Le regole applicate ai ristoranti sono estese anche alle strutture agrituristiche. Resta sempre consentita la ristorazione con consegna a domicilio nonché, fino alle ore 24, la ristorazione con asporto ma sempre con divieto di consumazione sul posto o nelle adiacenze. Continuano, poi, a essere consentite le attività delle mense e del catering. Restano infine aperti gli esercizi di somministrazione di alimenti e bevande nelle aree di servizio e rifornimento carburante situate lungo le autostrade, all’interno degli ospedali e negli aeroporti.
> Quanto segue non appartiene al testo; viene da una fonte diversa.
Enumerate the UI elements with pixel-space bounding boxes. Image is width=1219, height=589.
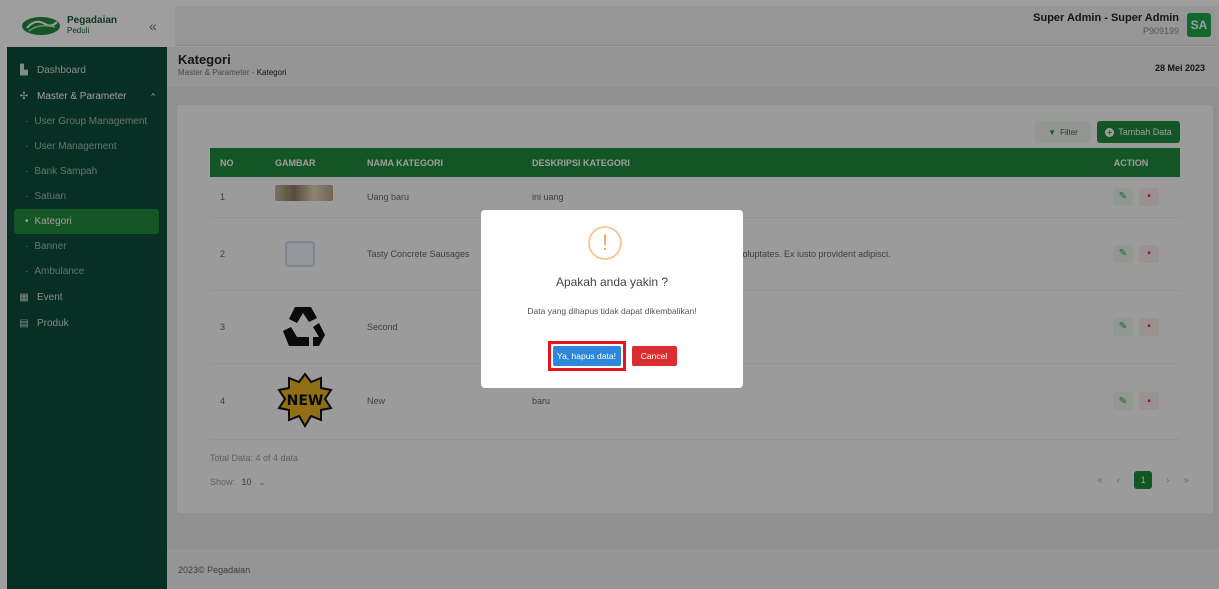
dialog-title: Apakah anda yakin ? [555, 275, 669, 289]
highlight-box: Ya, hapus data! [547, 341, 626, 371]
confirm-delete-button[interactable]: Ya, hapus data! [552, 346, 621, 366]
confirm-dialog: ! Apakah anda yakin ? Data yang dihapus … [481, 210, 743, 388]
warning-icon: ! [588, 226, 622, 260]
cancel-button[interactable]: Cancel [631, 346, 677, 366]
dialog-message: Data yang dihapus tidak dapat dikembalik… [527, 306, 697, 316]
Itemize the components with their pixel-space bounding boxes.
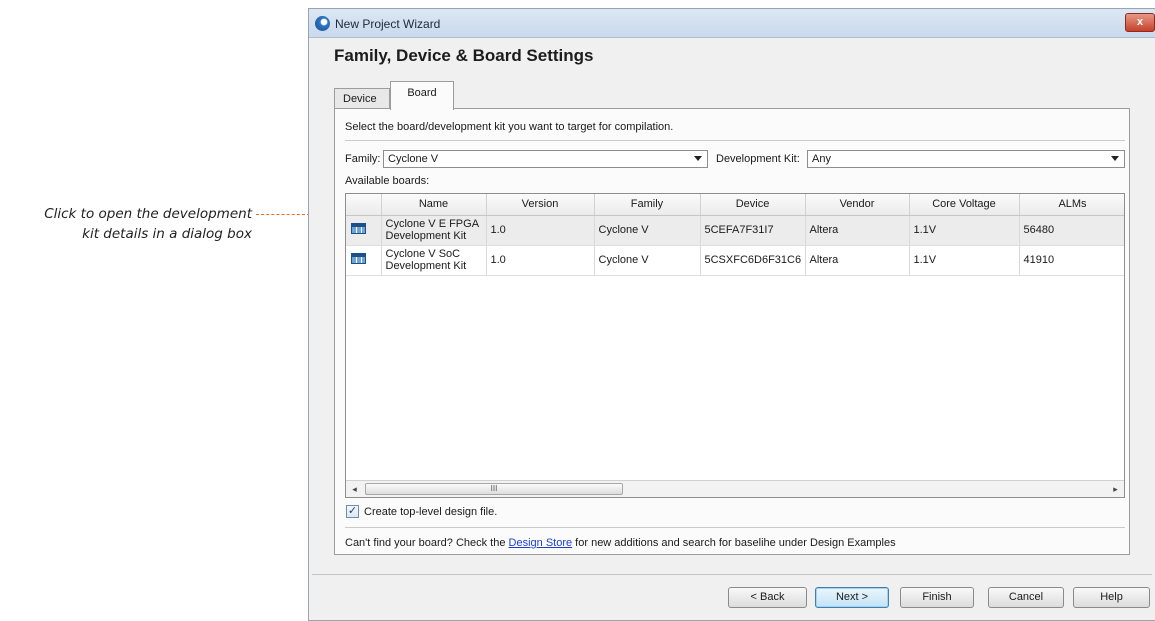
callout-annotation: Click to open the development kit detail… bbox=[0, 204, 252, 244]
board-tab-panel: Select the board/development kit you wan… bbox=[334, 108, 1130, 555]
table-header-row: Name Version Family Device Vendor Core V… bbox=[346, 194, 1124, 216]
title-bar: New Project Wizard x bbox=[309, 9, 1155, 38]
family-select-value: Cyclone V bbox=[388, 153, 439, 165]
table-row[interactable]: Cyclone V SoC Development Kit 1.0 Cyclon… bbox=[346, 245, 1124, 276]
scroll-left-arrow-icon[interactable]: ◂ bbox=[346, 481, 363, 497]
quartus-app-icon bbox=[315, 16, 330, 31]
family-select[interactable]: Cyclone V bbox=[383, 150, 708, 168]
column-header-device[interactable]: Device bbox=[700, 194, 806, 216]
column-header-name[interactable]: Name bbox=[381, 194, 487, 216]
finish-button[interactable]: Finish bbox=[900, 587, 974, 608]
scroll-right-arrow-icon[interactable]: ▸ bbox=[1107, 481, 1124, 497]
board-device-cell: 5CSXFC6D6F31C6 bbox=[700, 245, 806, 276]
new-project-wizard-window: New Project Wizard x Family, Device & Bo… bbox=[308, 8, 1155, 621]
family-label: Family: bbox=[345, 153, 381, 165]
boards-table: Name Version Family Device Vendor Core V… bbox=[345, 193, 1125, 498]
divider bbox=[345, 140, 1125, 141]
table-row[interactable]: Cyclone V E FPGA Development Kit 1.0 Cyc… bbox=[346, 215, 1124, 246]
board-details-cell[interactable] bbox=[346, 215, 382, 246]
hint-prefix: Can't find your board? Check the bbox=[345, 537, 509, 549]
window-title: New Project Wizard bbox=[335, 17, 441, 31]
board-name-line-1: Cyclone V SoC bbox=[385, 248, 461, 260]
divider bbox=[345, 527, 1125, 528]
next-button[interactable]: Next > bbox=[815, 587, 889, 608]
instruction-text: Select the board/development kit you wan… bbox=[345, 121, 674, 133]
column-header-version[interactable]: Version bbox=[486, 194, 595, 216]
callout-line-2: kit details in a dialog box bbox=[82, 226, 252, 242]
horizontal-scrollbar[interactable]: ◂ III ▸ bbox=[346, 480, 1124, 497]
callout-line-1: Click to open the development bbox=[44, 206, 252, 222]
column-header-core-voltage[interactable]: Core Voltage bbox=[909, 194, 1020, 216]
column-header-icon bbox=[346, 194, 382, 216]
dev-kit-select[interactable]: Any bbox=[807, 150, 1125, 168]
board-name-cell: Cyclone V E FPGA Development Kit bbox=[381, 215, 487, 246]
back-button[interactable]: < Back bbox=[728, 587, 807, 608]
dev-kit-select-value: Any bbox=[812, 153, 831, 165]
hint-suffix: for new additions and search for baselih… bbox=[572, 537, 896, 549]
chevron-down-icon bbox=[694, 156, 702, 161]
board-name-line-2: Development Kit bbox=[385, 230, 467, 242]
column-header-family[interactable]: Family bbox=[594, 194, 701, 216]
page-title: Family, Device & Board Settings bbox=[334, 46, 594, 65]
create-top-level-label: Create top-level design file. bbox=[364, 506, 498, 518]
board-version-cell: 1.0 bbox=[486, 215, 595, 246]
board-family-cell: Cyclone V bbox=[594, 215, 701, 246]
column-header-alms[interactable]: ALMs bbox=[1019, 194, 1124, 216]
column-header-vendor[interactable]: Vendor bbox=[805, 194, 910, 216]
close-button[interactable]: x bbox=[1125, 13, 1155, 32]
board-core-voltage-cell: 1.1V bbox=[909, 245, 1020, 276]
tab-board[interactable]: Board bbox=[390, 81, 454, 110]
board-vendor-cell: Altera bbox=[805, 215, 910, 246]
board-name-line-1: Cyclone V E FPGA bbox=[385, 218, 480, 230]
board-family-cell: Cyclone V bbox=[594, 245, 701, 276]
help-button[interactable]: Help bbox=[1073, 587, 1150, 608]
tab-device[interactable]: Device bbox=[334, 88, 390, 109]
button-bar-divider bbox=[312, 574, 1152, 575]
available-boards-label: Available boards: bbox=[345, 175, 430, 187]
design-store-hint: Can't find your board? Check the Design … bbox=[345, 537, 896, 549]
board-name-cell: Cyclone V SoC Development Kit bbox=[381, 245, 487, 276]
board-version-cell: 1.0 bbox=[486, 245, 595, 276]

L'autocertificazione per uscire dopo le 23

Cosa si può fare dopo il Dpcm

I saloni di bellezza, i parrucchieri e i barbieri rimangono aperti, così come i negozi al dettaglio di calzature, abbigliamento, accessori, librerie, profumerie. La novità è nel passaggio in cui il governo chiede agli esercenti che venga impedito di sostare all’interno dei locali più del tempo necessario all’acquisto dei beni. Discorso diverso per l'intrattenimento: 

  • "Sono sospesi gli spettacoli aperti al pubblico in sale teatrali, sale da concerto, sale cinematografiche e in altri spazi anche all’aperto». I musei restano aperti e così gli altri «istituti e luoghi della cultura", come aree archeologiche e monumenti. Gli ingressi del pubblico sono contingentati, i visitatori devono rispettare la distanza di almeno un metro e gli assembramenti sono vietati. Anche i parchi tematici e di divertimento restano sospesi fino alla scadenza del decreto, fissata al 24 novembre;
  • "Sono sospese le attività di palestre, piscine, centri natatori, centri benessere, centri termali, centri culturali, centri sociali e centri ricreativi". Resta la possibilità di svolgere attività sportiva di base e attività motoria in genere purché all’aperto presso circoli sportivi, pubblici e privati, senza creare assembramenti e rispettando le distanze; 
  • È sospeso lo sport di contatto ma è possibile far allenare bambini e ragazzi all’aperto e rispettando le distanze; 
  • Resta consentito svolgere attività sportiva o motoria all’aperto, anche presso aree attrezzate e parchi pubblici, ma sempre rispettando la distanza di 2 metri per l’attività sportiva e di 1 metro per ogni altra attività, come le passeggiate;

Vietate feste di matrimonio e feste in casa

Sono poi "vietate le feste nei luoghi al chiuso e all’aperto, ivi comprese quelle conseguenti alle cerimonie civili e religiose", quindi niente pranzi o festeggiamenti dopo matrimoni, i battesimi, le comunioni o le cresime. "Restano comunque sospese le attività che abbiano luogo in sale da ballo e discoteche e locali assimilati, all’aperto o al chiuso". Sono vietate le sagre, le fiere di qualunque genere «e gli altri analoghi eventi». Fino al 24 novembre non sarà possibile organizzare nemmeno le fiere internazionali e sono sospesi congressi e convegni. Per le cerimonie vere e proprie (matrimoni, cresime, battesimi) il Dpcm consente "le funzioni religiose con la partecipazione di persone nel rispetto dei protocolli". La capienza deve essere indicata all’esterno dei luoghi di culto.

Infine nel nuovo decreto cade il limite di sei ospiti in casa: ora nel Dpcm non c’è un numero massimo di persone che si possono invitare a casa. Ma il governo ha inserito - all’articolo 1, comma 9, lettera n - il divieto di feste al chiuso e all’aperto. "Con riguardo alle abitazioni private — si legge nel testo definitivo, già in Gazzetta Ufficiale — è fortemente raccomandato di non ricevere persone diverse dai conviventi, salvo che per esigenze lavorative o situazioni di necessità e urgenza". Una raccomandazione e non un divieto.